As such, it opens with a short montage of news footage (most of it British), documenting the atrocities committed by the Burmese government against the Karen rebels, a Christian community. Later on, the film depicts the savage destruction of a village full of farmers and missionaries, a sequence directed with considerable skill and exactly the correct amount of restraint: we see just enough of every violent act to make it clear what happened (and some of it is the stuff of nightmares - a baby thrown into a bonfire, for instance), but never does the camera linger over the blood and devastation. It's just about the best scene Stallone has ever directed, and a good sequence by any yardstick, visceral and hard to forget.

That "hard to forget" is the problem. Every Rambo film has to negotiate the same turn about one-third of the way through: how to go from a geo-political piece to a "blowing shit up good" piece. In the first sequel, this is achieved by essentially resetting the whole plot; in the second sequel, this is achieved by having the first act make no sense at all, so that the audience has no preconceptions.

In Rambo, the goal is clearly to negotiate that shift by changing the plot around: in Act I, John Rambo, now living in seclusion in the jungles of Thailand, brings a group of prayer-book toting American Christians to Karen territory, in Act II he brings a group of mercenaries to Karen territory to rescue the Americans, in a government camp. But where Rambo: First Blood Part II and Rambo III used the real world as a pretext, Rambo has done such a bang up job of convincing the audience that the situation in Burma is the closest thing to Hell on Earth, it's basically impossible to forget all that and enjoy the copious action that follows. The very brutal violence that opens the film casts a pall over the very movie-fake violence that follows.

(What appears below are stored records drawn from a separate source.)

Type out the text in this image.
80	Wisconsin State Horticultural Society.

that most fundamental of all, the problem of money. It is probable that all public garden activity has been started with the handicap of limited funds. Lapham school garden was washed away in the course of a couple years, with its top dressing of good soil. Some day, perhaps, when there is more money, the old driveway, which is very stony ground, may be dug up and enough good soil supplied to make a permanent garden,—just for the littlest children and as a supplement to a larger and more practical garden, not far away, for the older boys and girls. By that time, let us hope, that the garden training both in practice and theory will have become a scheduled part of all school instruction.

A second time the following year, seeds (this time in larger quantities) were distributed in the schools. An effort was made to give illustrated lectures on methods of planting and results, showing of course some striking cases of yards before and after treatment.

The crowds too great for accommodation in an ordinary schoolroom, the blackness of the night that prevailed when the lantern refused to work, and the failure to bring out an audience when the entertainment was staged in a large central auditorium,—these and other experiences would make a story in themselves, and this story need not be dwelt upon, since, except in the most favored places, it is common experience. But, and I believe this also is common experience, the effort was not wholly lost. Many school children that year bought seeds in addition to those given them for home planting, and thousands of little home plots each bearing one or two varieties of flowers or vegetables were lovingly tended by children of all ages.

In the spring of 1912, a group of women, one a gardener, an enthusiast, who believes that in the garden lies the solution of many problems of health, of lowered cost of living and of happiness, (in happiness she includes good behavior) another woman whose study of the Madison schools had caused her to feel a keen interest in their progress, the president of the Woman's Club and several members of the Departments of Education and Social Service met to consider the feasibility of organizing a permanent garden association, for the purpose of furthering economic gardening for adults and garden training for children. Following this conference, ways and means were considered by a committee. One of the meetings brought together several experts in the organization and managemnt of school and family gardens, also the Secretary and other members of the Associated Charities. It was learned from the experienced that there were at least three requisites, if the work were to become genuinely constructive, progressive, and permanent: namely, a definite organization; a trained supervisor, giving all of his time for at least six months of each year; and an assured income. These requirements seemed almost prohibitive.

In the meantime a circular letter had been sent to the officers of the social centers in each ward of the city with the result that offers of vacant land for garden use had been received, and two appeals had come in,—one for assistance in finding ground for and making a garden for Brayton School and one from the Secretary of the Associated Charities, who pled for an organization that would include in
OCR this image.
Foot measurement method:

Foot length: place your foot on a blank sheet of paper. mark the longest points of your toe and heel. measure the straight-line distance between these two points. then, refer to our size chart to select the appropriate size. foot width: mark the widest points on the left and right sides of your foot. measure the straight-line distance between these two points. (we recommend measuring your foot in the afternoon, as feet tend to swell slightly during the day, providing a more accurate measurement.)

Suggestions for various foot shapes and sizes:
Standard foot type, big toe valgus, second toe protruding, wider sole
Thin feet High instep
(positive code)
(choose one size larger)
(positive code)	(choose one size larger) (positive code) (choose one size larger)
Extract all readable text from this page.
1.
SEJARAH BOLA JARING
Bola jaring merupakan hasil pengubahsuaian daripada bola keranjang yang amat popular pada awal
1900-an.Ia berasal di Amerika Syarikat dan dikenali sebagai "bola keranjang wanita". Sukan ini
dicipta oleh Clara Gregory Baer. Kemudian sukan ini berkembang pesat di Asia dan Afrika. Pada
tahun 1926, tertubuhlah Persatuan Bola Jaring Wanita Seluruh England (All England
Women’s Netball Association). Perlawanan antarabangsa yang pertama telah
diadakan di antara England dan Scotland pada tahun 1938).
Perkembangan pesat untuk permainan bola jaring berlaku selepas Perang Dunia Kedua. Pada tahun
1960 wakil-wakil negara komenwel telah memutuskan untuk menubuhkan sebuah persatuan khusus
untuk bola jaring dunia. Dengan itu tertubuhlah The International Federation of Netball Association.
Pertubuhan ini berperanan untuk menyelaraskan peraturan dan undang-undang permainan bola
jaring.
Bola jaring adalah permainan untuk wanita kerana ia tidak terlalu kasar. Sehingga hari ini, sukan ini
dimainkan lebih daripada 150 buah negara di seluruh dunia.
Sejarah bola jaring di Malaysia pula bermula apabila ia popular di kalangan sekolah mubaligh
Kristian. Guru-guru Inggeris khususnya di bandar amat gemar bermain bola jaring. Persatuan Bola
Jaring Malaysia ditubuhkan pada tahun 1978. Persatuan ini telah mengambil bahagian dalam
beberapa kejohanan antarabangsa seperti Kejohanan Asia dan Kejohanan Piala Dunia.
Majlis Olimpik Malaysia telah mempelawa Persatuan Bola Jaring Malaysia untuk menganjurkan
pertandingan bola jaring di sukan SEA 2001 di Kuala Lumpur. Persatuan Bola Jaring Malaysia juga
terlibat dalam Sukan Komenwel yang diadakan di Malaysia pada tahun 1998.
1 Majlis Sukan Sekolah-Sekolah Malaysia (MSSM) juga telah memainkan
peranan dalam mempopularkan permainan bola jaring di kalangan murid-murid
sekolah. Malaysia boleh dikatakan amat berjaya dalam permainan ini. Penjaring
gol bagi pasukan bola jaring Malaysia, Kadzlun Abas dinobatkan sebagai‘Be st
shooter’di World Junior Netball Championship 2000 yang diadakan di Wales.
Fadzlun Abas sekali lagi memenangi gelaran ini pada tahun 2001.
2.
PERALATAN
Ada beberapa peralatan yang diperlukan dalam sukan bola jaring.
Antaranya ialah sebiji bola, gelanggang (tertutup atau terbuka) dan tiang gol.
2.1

Which is a bit of a shame, because some of that fake violence isn't half bad: certainly better than the hectic and confusing finale of Rambo III, and blessed with the escalating absurdity of a real '80s action picture, particularly in the moment when Rambo explodes what is probably not a nuclear device, but which has the ability to level a couple square miles of forest. Fountains of the red stuff spew with satisfying regularity, and Stallone, though clearly older, has lost none of the skills that made him work in the role to begin with: large muscles and a threatening monotone. It doesn't make the action look as effortless as the fourth Die Hard did - the CGI is obvious - but it's fun enough as a simple guilty pleasure, and perhaps the best straight-up mayhem the series has offered, what with the superior first film lacking much ultraviolence and the first sequel sputtering in between setpieces.

But for all that, it's just too hard to get into it: the beginning of the film sets the wrong tone altogether. It's a guilty pleasure all right, and one that puts extra emphasis on the guilt. Maybe this was the point - maybe Stallone was consciously working to point out the danger of rooting for movie violence in a violent world. But the last act doesn't read that way: it's as rousing as can be, with all the proper moments of death shot and edited to demand cheers and applause.

It was just 13 months ago that Stallone brought another long-dormant franchise out of mothballs, turning in the best film in the series since the first, but the Rambo movies were never as good as the Rocky movies, and Rocky Balboa is an entirely different animal than Rambo, raising questions of aging and the very idea of reviving that which did not need revival. Rambo is just a big dumb action movie, and while it has the right ingredients to be good enough, it sabotages itself too much to click. It's much better than we had any right to expect, but "a great Rambo" movie is still faint praise, and Rambo leaves a taste much more sour than exhilarating.